“Apanhai-nos as raposas, as raposinhas, que fazem mal às vinhas, porque as nossas vinhas estão em flor” (Cântico dos Cânticos).
Há, pelo menos, três sentimentos que alicerçam a relação a dois quando vivida na dimensão do desvelo: o cuidado, a ternura e a carícia. A palavra cuidado tem origem etimológica em duas expressões latinas: “cura” (escrevia-se coera) e “cogitare oucogitatus”. Para Leonardo Boff, ambas significam “atitude de cuidado, de desvelo, de preocupação, de colocar atenção e de inquietação pela pessoa amada”. Quando se vive sob o aspecto do cuidado, a relação deixa de ser marcada pelo domínio para ser (com)vivência.
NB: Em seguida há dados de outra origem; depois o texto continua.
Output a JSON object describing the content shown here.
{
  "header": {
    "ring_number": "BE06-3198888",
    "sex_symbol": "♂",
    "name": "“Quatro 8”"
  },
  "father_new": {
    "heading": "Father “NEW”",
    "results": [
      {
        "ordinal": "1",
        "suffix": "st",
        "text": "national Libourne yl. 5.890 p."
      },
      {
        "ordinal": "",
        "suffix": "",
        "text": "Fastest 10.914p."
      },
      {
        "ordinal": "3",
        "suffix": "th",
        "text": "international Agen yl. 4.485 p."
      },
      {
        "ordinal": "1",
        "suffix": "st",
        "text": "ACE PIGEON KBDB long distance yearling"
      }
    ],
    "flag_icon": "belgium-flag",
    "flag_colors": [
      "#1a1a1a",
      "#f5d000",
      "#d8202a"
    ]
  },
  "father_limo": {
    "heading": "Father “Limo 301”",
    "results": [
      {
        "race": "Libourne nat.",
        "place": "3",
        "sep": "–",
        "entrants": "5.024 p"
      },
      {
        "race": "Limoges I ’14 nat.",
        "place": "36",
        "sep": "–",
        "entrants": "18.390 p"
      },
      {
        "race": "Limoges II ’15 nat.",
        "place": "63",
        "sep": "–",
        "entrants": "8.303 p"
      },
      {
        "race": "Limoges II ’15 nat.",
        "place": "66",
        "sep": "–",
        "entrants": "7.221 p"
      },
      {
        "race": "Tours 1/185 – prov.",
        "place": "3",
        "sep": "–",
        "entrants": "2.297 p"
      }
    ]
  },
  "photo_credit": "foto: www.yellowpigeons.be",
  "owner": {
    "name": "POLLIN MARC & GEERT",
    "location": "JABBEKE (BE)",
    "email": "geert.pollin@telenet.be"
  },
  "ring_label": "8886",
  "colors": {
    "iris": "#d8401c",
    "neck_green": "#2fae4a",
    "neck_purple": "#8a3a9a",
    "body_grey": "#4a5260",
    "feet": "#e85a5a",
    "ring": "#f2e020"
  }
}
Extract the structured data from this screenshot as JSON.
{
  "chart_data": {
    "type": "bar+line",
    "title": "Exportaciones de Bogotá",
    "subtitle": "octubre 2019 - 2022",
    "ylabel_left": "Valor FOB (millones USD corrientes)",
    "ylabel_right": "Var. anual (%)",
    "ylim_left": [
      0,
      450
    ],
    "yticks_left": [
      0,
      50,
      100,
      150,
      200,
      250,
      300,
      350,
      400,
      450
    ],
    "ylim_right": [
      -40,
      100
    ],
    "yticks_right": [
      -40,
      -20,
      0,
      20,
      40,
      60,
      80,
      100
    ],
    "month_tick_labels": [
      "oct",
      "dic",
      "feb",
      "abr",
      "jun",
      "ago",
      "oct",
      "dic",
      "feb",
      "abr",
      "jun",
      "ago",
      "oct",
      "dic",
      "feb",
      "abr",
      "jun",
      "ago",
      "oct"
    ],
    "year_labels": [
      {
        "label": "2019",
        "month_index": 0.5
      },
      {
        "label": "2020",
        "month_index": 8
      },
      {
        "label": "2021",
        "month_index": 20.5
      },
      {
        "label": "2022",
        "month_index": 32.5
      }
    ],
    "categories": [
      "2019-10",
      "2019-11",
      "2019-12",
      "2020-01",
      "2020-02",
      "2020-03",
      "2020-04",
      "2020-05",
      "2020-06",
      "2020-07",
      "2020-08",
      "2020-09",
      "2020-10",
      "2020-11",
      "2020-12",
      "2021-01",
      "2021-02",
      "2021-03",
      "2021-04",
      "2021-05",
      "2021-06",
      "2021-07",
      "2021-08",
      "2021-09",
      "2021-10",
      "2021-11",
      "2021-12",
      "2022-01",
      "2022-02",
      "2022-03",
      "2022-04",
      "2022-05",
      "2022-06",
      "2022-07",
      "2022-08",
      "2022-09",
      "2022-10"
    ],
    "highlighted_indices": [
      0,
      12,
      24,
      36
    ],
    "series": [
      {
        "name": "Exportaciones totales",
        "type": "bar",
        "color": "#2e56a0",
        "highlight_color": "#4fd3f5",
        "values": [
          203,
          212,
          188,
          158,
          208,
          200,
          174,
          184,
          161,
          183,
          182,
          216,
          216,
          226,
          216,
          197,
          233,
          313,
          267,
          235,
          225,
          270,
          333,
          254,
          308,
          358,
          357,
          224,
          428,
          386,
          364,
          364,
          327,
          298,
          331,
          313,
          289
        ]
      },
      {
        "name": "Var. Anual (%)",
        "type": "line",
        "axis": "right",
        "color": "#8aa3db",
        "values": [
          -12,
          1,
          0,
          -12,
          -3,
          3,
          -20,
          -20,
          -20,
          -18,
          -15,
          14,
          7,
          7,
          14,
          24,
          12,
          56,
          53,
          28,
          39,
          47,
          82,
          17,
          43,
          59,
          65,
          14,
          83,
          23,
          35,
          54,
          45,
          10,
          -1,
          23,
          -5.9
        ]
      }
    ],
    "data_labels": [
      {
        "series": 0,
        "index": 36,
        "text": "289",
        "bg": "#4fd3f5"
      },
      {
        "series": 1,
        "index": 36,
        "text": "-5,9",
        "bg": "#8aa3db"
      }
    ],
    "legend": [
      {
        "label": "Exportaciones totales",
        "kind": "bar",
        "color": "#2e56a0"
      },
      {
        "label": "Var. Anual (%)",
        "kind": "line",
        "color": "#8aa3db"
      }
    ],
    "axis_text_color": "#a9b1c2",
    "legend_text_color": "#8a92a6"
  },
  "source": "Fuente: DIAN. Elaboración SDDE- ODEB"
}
Os enamorados passam a perceber que não existem na solidão, mas coexistem no plural. Percebem que a fusão neurótica, que não respeita as individualidades e autonomia de cada um, precisa dar lugar a um projeto de vida comum. Ter cuidado por alguém que se ama implica em respeitá-la e acolhê-la com as suas virtudes e com os seus limites e contradições. É uma atitude que gera reciprocidade e complementaridade. Requer paciência pedagógica. Um é importante para o outro. É partilha na diferença.
A ternura é outro princípio essencial para desfrutar a vida na dimensão do desvelo. Assim como o cuidado, ela surge com maior vigor quando a pessoa se descentra de si mesma e se direciona ao outro. A ternura nos torna mais sensíveis e nos leva a comungar da vida do outro com maior intensidade e intimidade. Ela rega a relação e se reveste dos pequenos gestos e palavras para tornar-se presença no cotidiano. Outra dimensão fundamental do existir na perspectiva do desvelo é a carícia. Há duas possibilidades de manifestação da carícia. A primeira é aquela que se manifesta“como pura excitação psicológica”, como fruto de uma paixão passageira. É a carícia do “ficar”, da cultura hedonista tão presente na sociedade moderna, ou seja, o prazer pelo prazer e sem qualquer compromisso. A segunda possibilidade de manifestação da carícia é aquela que respeita o outro em sua diversidade. É a carícia que irrompe de dentro do coração e da alma de quem ama. É o ato de afagar, acariciar, mimar e acalentar. Afago é meiguice.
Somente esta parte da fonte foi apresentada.